This is an unofficial snapshot of the ISO/IEC JTC1 SC22 WG21 Core Issues List revision 115d. See http://www.open-std.org/jtc1/sc22/wg21/ for the official list.

2024-10-26


1609. Default arguments and function parameter packs

Section: 9.3.4.7  [dcl.fct.default]     Status: open     Submitter: Jonathan Caves     Date: 2013-01-25

It is not clear from 9.3.4.7 [dcl.fct.default] whether the following is well-formed or not:

  template<typename... T>
  void f2(int a = 0, T... b, int c = 1);

  f2<>(); // parameter a has the value 0 and parameter c has the value 1

(T... b is a non-deduced context per 13.10.3.6 [temp.deduct.type] paragraph 5, so the template arguments must be specified explicitly.)

Notes from the April, 2013 meeting:

CWG agreed that the example should be ill-formed.

Additional note (August, 2013):

9.3.4.7 [dcl.fct.default] paragraph 4 explicitly allows for a function parameter pack to follow a parameter with a default argument:

In a given function declaration, each parameter subsequent to a parameter with a default argument shall have a default argument supplied in this or a previous declaration or shall be a function parameter pack.
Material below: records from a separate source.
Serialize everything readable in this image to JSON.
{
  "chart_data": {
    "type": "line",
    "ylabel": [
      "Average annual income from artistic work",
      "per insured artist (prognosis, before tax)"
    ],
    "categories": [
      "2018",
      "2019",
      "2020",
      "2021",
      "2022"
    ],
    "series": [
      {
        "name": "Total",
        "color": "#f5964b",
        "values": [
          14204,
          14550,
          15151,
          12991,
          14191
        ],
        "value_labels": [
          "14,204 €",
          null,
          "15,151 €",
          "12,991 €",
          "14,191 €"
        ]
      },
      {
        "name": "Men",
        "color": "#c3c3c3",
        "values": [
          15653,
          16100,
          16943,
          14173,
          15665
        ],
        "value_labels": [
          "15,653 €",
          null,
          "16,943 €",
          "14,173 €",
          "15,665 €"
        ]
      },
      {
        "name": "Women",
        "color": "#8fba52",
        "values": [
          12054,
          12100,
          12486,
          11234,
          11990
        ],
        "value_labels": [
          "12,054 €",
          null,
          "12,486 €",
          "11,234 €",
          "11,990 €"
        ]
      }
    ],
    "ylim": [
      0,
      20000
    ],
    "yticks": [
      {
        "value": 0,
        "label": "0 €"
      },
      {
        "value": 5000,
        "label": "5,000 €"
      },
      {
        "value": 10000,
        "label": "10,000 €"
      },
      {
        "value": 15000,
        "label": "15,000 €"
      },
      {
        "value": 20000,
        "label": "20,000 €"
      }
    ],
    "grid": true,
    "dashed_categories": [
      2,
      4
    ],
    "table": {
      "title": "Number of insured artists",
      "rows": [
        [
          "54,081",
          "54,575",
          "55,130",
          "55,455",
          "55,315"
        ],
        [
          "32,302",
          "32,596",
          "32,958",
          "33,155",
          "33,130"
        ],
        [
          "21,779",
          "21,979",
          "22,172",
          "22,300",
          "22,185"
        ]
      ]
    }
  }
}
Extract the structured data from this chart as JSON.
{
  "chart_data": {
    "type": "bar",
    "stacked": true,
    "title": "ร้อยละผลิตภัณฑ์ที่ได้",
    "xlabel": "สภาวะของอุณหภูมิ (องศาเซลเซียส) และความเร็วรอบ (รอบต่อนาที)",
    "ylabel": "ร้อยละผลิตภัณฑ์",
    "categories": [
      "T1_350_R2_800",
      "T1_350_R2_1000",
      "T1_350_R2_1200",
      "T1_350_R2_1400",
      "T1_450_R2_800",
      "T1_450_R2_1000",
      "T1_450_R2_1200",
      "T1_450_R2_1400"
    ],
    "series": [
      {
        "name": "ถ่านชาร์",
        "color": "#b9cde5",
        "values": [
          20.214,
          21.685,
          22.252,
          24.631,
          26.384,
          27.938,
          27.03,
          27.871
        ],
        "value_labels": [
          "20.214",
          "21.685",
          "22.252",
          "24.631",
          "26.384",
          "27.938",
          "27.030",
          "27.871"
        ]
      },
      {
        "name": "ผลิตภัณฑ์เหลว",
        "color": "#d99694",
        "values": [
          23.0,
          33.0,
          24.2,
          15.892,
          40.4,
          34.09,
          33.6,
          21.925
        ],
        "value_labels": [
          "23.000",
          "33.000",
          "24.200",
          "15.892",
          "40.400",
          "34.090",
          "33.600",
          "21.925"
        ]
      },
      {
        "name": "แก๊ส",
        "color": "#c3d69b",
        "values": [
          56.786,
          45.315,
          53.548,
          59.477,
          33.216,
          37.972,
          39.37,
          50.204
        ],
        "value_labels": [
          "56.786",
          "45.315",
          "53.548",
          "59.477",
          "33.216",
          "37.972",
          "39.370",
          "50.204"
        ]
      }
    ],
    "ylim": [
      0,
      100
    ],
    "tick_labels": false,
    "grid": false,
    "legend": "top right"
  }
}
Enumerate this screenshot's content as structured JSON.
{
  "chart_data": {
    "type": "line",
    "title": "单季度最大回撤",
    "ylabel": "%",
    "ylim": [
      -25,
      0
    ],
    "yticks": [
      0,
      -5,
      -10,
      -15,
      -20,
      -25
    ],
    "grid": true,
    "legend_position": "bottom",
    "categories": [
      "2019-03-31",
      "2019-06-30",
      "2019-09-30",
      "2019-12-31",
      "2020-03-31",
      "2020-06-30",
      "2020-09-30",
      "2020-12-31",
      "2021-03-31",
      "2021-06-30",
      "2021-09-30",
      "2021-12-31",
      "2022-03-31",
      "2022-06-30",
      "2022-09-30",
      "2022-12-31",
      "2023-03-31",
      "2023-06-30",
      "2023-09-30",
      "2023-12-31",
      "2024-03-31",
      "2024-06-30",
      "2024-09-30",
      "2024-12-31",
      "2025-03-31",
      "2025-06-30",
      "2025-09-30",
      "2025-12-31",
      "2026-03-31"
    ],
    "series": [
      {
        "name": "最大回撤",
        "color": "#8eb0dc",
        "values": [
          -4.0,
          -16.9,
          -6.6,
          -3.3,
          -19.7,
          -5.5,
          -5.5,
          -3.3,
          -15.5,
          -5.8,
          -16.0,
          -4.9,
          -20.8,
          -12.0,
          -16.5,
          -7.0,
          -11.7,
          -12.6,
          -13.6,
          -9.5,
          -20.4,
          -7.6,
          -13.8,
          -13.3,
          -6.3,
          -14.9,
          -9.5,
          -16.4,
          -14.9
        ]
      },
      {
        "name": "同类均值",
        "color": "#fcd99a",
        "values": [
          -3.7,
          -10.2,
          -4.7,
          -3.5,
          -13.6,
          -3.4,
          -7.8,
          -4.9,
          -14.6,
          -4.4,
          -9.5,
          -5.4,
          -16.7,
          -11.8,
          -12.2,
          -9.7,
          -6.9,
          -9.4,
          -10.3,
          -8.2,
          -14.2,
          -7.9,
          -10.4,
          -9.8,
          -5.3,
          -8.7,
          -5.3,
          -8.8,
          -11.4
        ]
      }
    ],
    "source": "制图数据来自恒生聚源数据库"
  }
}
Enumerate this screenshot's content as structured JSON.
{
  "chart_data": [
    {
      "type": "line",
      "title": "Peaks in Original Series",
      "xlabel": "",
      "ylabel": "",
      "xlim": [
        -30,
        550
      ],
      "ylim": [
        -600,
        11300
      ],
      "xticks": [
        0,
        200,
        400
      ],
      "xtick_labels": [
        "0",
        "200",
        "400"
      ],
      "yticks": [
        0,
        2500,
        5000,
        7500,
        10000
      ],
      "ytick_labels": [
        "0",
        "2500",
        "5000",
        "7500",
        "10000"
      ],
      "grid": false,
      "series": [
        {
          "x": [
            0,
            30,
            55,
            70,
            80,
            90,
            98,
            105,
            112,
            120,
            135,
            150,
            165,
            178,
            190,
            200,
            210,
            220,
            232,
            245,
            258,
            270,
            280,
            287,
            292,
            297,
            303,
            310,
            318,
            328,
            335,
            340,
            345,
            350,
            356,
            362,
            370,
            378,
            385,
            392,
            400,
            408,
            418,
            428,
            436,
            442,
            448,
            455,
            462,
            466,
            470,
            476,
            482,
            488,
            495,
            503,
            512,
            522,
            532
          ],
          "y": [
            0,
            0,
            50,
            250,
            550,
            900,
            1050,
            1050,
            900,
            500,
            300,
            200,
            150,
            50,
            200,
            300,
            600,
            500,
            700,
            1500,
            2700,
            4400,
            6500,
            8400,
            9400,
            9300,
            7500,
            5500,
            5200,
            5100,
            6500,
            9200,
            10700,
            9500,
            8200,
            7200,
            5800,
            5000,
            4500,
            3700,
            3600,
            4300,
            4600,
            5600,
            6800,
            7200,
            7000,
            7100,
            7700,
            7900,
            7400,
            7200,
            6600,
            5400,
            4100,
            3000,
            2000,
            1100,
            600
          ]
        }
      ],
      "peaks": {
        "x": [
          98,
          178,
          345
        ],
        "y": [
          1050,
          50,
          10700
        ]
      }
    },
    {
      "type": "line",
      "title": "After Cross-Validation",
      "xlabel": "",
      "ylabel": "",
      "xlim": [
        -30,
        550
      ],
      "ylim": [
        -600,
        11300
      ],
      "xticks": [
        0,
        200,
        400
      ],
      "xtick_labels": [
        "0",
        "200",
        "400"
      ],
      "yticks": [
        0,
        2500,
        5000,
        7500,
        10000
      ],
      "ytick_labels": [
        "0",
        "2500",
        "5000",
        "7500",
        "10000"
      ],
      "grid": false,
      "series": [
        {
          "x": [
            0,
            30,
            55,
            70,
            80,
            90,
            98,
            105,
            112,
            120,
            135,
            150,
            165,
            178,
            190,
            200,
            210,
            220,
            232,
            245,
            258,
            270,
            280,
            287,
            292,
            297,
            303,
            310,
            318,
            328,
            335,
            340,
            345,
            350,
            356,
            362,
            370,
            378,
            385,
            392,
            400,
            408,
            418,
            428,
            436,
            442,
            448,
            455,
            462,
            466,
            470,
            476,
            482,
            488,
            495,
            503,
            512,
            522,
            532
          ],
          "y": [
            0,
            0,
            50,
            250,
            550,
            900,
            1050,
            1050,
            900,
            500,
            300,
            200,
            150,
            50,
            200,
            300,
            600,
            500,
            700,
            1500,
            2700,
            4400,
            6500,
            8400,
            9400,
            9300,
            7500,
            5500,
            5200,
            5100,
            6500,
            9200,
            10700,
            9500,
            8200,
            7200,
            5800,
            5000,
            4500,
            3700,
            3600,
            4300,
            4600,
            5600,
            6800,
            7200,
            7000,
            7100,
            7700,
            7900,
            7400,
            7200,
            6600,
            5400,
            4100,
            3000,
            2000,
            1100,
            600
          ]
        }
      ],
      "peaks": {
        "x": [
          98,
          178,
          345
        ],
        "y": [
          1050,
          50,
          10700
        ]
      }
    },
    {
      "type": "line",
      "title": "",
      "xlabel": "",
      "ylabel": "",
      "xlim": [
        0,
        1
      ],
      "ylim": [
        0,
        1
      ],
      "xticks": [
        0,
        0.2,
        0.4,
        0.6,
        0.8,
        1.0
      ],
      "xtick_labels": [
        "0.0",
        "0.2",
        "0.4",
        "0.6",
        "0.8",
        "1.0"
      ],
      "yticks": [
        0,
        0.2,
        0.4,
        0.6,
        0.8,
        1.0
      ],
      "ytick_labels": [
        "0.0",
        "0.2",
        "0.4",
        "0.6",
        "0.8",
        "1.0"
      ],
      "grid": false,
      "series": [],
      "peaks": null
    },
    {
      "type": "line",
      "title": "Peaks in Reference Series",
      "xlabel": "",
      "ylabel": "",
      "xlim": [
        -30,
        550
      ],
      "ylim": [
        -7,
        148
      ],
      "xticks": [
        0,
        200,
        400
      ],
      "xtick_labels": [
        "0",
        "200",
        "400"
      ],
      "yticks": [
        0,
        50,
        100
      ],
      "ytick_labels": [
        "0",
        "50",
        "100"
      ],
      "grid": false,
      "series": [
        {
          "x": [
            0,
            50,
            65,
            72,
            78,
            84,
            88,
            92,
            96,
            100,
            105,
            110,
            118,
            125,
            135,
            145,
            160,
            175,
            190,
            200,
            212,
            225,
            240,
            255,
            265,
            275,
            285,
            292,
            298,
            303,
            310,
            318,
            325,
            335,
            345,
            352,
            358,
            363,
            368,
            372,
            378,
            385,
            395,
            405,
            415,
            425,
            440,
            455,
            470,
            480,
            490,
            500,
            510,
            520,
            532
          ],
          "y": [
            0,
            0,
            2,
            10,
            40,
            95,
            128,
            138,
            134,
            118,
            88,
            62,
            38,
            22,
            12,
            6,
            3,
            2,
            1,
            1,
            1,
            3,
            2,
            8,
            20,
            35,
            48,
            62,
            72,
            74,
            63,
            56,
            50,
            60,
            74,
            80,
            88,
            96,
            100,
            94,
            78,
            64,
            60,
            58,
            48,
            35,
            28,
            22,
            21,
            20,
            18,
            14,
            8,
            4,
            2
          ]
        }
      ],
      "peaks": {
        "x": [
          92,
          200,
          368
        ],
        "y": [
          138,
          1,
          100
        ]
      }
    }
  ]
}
However, any instantiation of such a function template with a non-empty pack expansion would result in a function declaration in which one or more parameters without default arguments (from the pack expansion) would follow a parameter with a default argument and thus would be ill-formed. Such a function template declaration thus violates 13.8 [temp.res] paragraph 8:

If every valid specialization of a variadic template requires an empty template parameter pack, the template is ill-formed, no diagnostic required.

Although the drafting review teleconference of 2013-08-26 suggested closing the issue as NAD, it is being kept open to discuss and resolve this apparent contradiction.

Notes from the September, 2013 meeting:

CWG agreed that this example should be accepted; the restriction on default arguments applies to the template declaration itself, not to its specializations.